Our Methods
In order to markup the important data, format, and
syntax of each of the song lyrics files in our gigantic
collection, we used oXygen's "Find and Replace in Files" tool to
create REGEX which captured the regular formatting patterns
which occurred throughout the blues lyrics files, then wrapped
corresponding XML tags around our capturing groups accordingly.
We created XML tags to markup the following
information from the files:
- The "metadata" section, which contained the song title,
performing artist, recording date/year, and album
- The content within the "metadata" section, including all
those listed above
- The entirety of the song's lyrics, as well as each line
within the lyrics
- At times, the original website had a "Notes" section beneath
the song lyrics which contained neat facts about the song,
explained what certain references or allegories within the
song's lyrics referred to, or fun facts about the artist who
sang the song.
XQuery
Once we had all relevant data and formatting
tagged in our collection, we used the eXist software to create
and conduct XQueries which could pull and query the information
we were after from our XML tags en masse using XPath functions.
Once we had functioning XQueries, we used the FLWOR method of
XQuerying to create SVG graphics, collections of raw text files
for Python, and TSV (Tab-Separated Values) files from the
queried data. From these, we created visualizations of our
research results from our blues collection!(Here's the GitHub view of our XQuery Files)
Networking Analysis Graphics
Network of Interactions between Songwriters and
Performing Artists
This network, created in Cytoscape, utilizes all of our
"artist"
and "songwriter"
tags in our
collection of 1,088 song XML files to create a visualization of the
shared interactions between performing
artists (big blue circles/rectangles) and songwriters (large and small pink
squares) as they are connected through songs. Each connecting line
represents song(s) - the direction of the line's arrows shows who
wrote the song(dotted end), and who performed it(arrow end).
The larger pink squares represent songwriters who connect two of more performing artists
together - meaning that those people wrote songs which were
performed by two or more performing artists in our collection.
The red lines indicate songs that were
written by a performing artist orignially, and were covered by one
or more other performing artists.
The green squares represent songs that are either traditional in origins, meaning the lyrics
were written a long time ago and they have been passed down through
many generations to the performing arists, or unknown in origin, meaning the original writer of the
song could not be confirmed by our source.
This network alone shows the massive amount of blues songs that have
been passed down and shared among blues artists, in our limited
collection alone.
IMPORTANT NOTE: This network does not accurately represent ALL
of the interactions between blues artists and songwriters throughout
the whole genre.

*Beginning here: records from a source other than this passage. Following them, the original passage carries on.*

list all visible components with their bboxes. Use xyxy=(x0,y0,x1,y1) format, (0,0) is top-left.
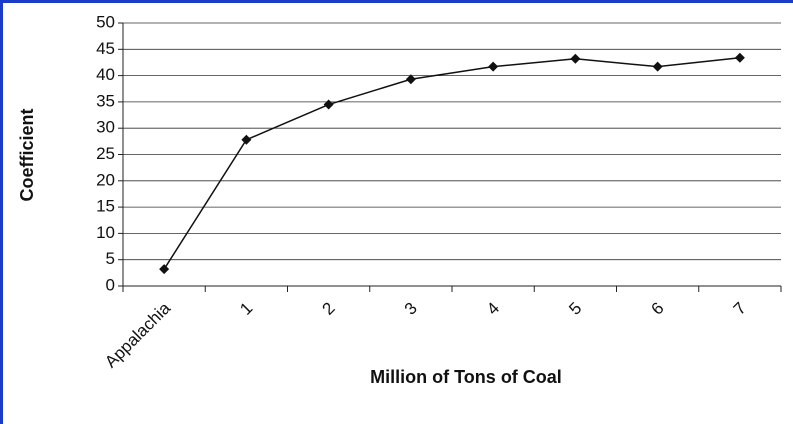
x-tick-label: 7 xyxy=(730,299,750,319)
y-tick-label: 20 xyxy=(96,170,115,189)
y-tick-label: 5 xyxy=(106,249,115,268)
marker xyxy=(734,52,745,63)
y-axis-title: Coefficient xyxy=(17,108,37,201)
y-tick-label: 45 xyxy=(96,39,115,58)
marker xyxy=(405,74,416,85)
marker xyxy=(323,99,334,110)
marker xyxy=(570,53,581,64)
y-tick-label: 15 xyxy=(96,197,115,216)
x-tick-label: 6 xyxy=(647,299,667,319)
y-tick-label: 40 xyxy=(96,65,115,84)
x-tick-label: 3 xyxy=(401,299,421,319)
x-tick-label: 2 xyxy=(318,299,338,319)
x-tick-label: 1 xyxy=(236,299,256,319)
y-tick-label: 50 xyxy=(96,12,115,31)
marker xyxy=(241,134,252,145)
y-tick-label: 30 xyxy=(96,118,115,137)
line xyxy=(163,56,740,270)
y-tick-label: 25 xyxy=(96,144,115,163)
x-axis-title: Million of Tons of Coal xyxy=(370,367,562,387)
x-tick-label: Appalachia xyxy=(101,298,174,371)
y-tick-label: 10 xyxy=(96,223,115,242)
marker xyxy=(652,61,663,72)
marker xyxy=(159,264,170,275)
y-tick-label: 0 xyxy=(106,275,115,294)
x-tick-label: 5 xyxy=(565,299,585,319)
y-tick-label: 35 xyxy=(96,91,115,110)
marker xyxy=(488,61,499,72)
x-tick-label: 4 xyxy=(483,299,503,319)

This network's dataset is limited to our source
files, which is far from being fully
representative or complete data of the blues. This accounts
for why B.B. King's songwriter connections is so much bigger than
the others' - it's not that B.B. King ACTUALLY has more songs which
connect him to more songwriters - our collection simply has a
disproportionate amount of his songs, compared to the other artists
in our collection. In the future we hope to add more song files from
our artists and other blues artists we have no songs for, to create
a more representative network for the blues as a whole!
Python and SpaCy
In order to compare aspects of the blues lyrics themselves
within our collection, we used Python and spaCy's Natural Language
Processor (NLP) to auto-magically analyze any collection of lyrics we
give it and find parts of speech, entities, and the like within each
line and produce beautiful bar graphs using pyGal. (Take a
look at our Python code on GitHub)
For our purposes, we used the NLP to create visual
graphics of the most common nouns, verbs, and geopolitical entities
within songs which were written and performed in each decade. In doing
so, we created a marvelous visual for what sorts of things blues music
was serenading about, what topics or subjects may have been a
popular/common hardship to have the (emotional) blues over at the time,
and in the case of the geopolitical entities graphs, where these artists
were emotionally experiencing and musically sharing the blues from.